Within that context, here are five areas where Milliman clients are using data and analytics in innovative ways to bring some order to the chaos:

  1. Provider Network Optimization. Despite bending the cost curve, one of the great lessons of the HMO era was that consumers value choice. For years, PPOs competed on network size; employers cared more about network disruption affecting their employees than the cost/volume trade-off. In the face of cost pressures, employers and consumers are now starting to accept that smaller networks may be worth the disruption. To meet this need, plans are deploying sophisticated modeling that combines traditional network access and adequacy measures with reimbursement and quality analytics to develop new “smart” networks.
  1. Value-Based Incentive Programs. It’s widely accepted that fee-for-service reimbursement rewards volume over value. As a replacement for FFS, many payers are promoting value-based incentive strategies that shift reimbursement from fee schedules to bonus pools that pay additional incentives when quality and/ or cost targets are met. Analytics are key to selecting measures, setting thresholds, and assessing provider performance. They also aid providers trying to operate under these new risk arrangements, identifying gaps in care, and benchmarking peer performance.

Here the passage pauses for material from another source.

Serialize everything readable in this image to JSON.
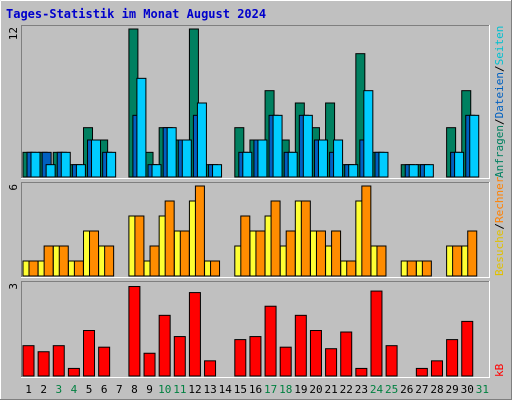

  1. New Trend Dynamics. While predicting the actual numbers requires the proverbial “crystal ball,” the health insurance industry has a reasonably mature understanding of the drivers of health care cost trend. But things are getting more complicated as physician practice patterns change, populations age but live longer, millions of new consumers flood into the individual and Medicaid markets, and burgeoning innovation (e.g., telemedicine/ telehealth, wearables, smartphones, home visits, retail clinics, etc.) disrupts how and where care is provided. Analytics are key to understanding the “trends in trend” in this new world.
  1. Transparency. The healthcare market has earned a reputation for opaqueness. Consumers are more likely to rely on word-of-mouth when selecting a physician, the price of services depends on who’s paying and has little relationship with the actual cost of services, and information on outcomes and quality is kept locked away from prying eyes. Not so in a post-reform world; consumers can now shop on the basis of price and quality, they can go online and find out how much an appendectomy costs at hospital A or B and which one has a higher success rate, and health plan quality ratings are there for all to see when selecting an exchange plan. Big data and analytics make all of this possible.
  1. Care Management Efficiency. Gone are the days when health insurers had unlimited funding for care management programs. Today, plans must make judicious use of limited administrative dollars to meet medical loss ratio minimums while still managing complex and catastrophic cases.  Analytics help plans optimize their care management programs, prospectively identifying those members most likely to benefit from care management, and then enrolling them in the right program.

With many of their traditional performance management tools neutralized by reform, health insurers have had to get smart about how they leverage data and information: they use analytics to design benefit plans, develop marketing strategies and consumer segmentations, select network providers, develop reimbursement strategies, improve clinical quality, and optimize their remaining cost and quality management tools. In today’s market, how a plan leverages analytics, turning data into actionable information, will make the difference between survival and demise.